Optimization is central to all of machine learning, and can broadly be classified as non-convex and convex. In deep learning, the former is always needed at train time, when looking for parameters that will minimize some empirical loss. The latter is crucial for advanced deep learning problems in which basic loss functions such as mean squared error or cross-entropy are not adequate.

This seminar will look at advanced loss functions for deep learning and at the convex optimization problems these entail.

Contents:

- Convex functions and convex conjugates
- Linear Programming
- Duality
- f-divergences
- Donsker-Varadhan representation
- Integral probability metrics
- Kantorovich-Rubinstein representation
- Maximum mean discrepancy, energy distance and their equivalence

We will also study practical applications of all of these concepts in modern deep learning.

Main textbooks:

- Boyd, Vandenberghe: Convex Optimization
- Peyre, Cuturi: Computational Optimal Transport

## Prerequisites

Participants should be familiar with the basics of deep learning, and be interested in understanding and presenting somewhat to fairly theoretical papers.

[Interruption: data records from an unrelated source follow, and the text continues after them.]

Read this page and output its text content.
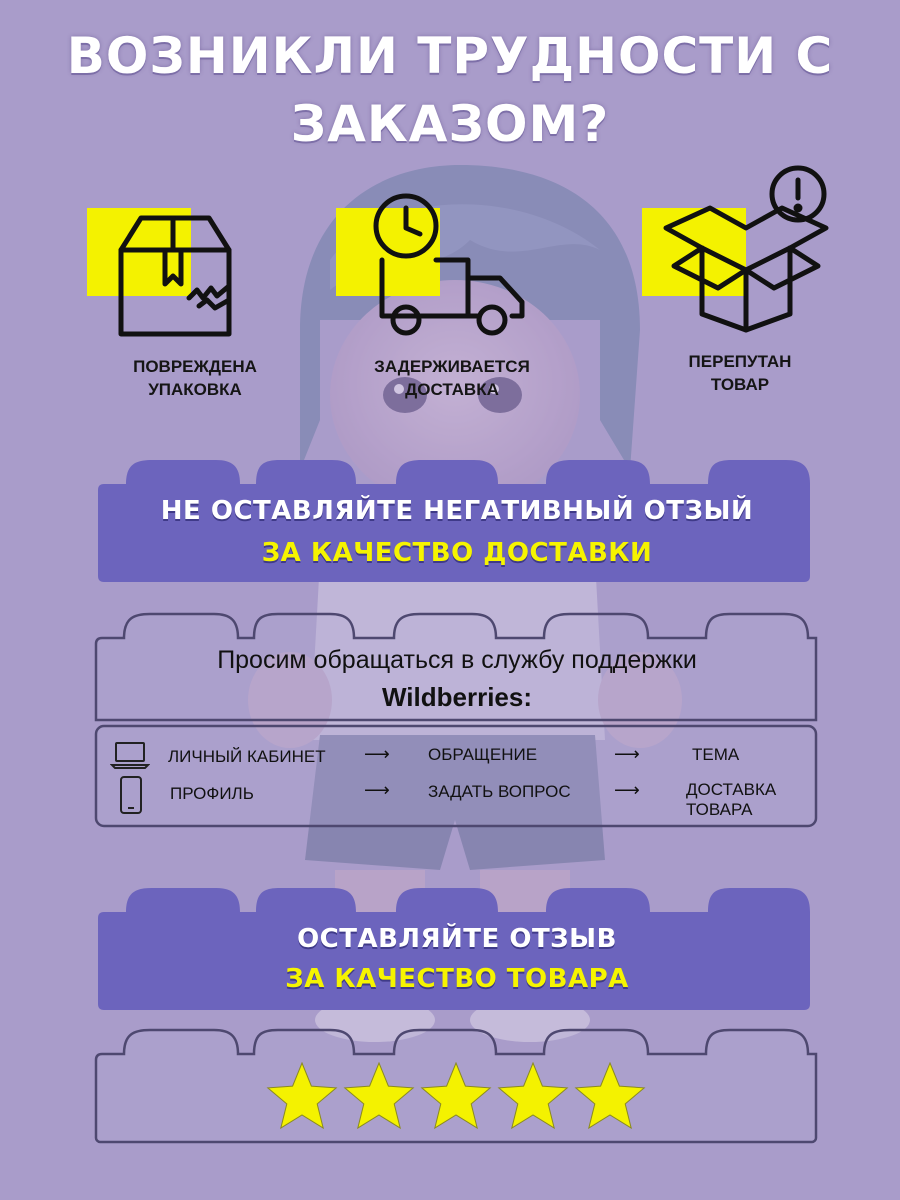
ВОЗНИКЛИ ТРУДНОСТИ С
ЗАКАЗОМ?
ПОВРЕЖДЕНА
УПАКОВКА
ЗАДЕРЖИВАЕТСЯ
ДОСТАВКА
ПЕРЕПУТАН
ТОВАР
НЕ ОСТАВЛЯЙТЕ НЕГАТИВНЫЙ ОТЗЫЙ
ЗА КАЧЕСТВО ДОСТАВКИ
Просим обращаться в службу поддержки
Wildberries:
ЛИЧНЫЙ КАБИНЕТ ⟶ ОБРАЩЕНИЕ	⟶	ТЕМА
ПРОФИЛЬ	⟶ ЗАДАТЬ ВОПРОС ⟶	ДОСТАВКА
ТОВАРА
ОСТАВЛЯЙТЕ ОТЗЫВ
ЗА КАЧЕСТВО ТОВАРА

## Eligibility for your degree

This is a "MSc Pflichtseminar" in the Physics MSc program. Participants are expected to give a presentation and prepare a written report to earn 6CP. Students from other courses or programs who do not want to write a report can earn 2CP by giving a presentation only. Participants are required to attend all presentations.

## Registering

Just drop in for an overview of the topics at 16h15 on Monday, April 17th, 2023 in seminar room 11 of Mathematikon, INF 205.

Future time slots will be agreed amongst the participants.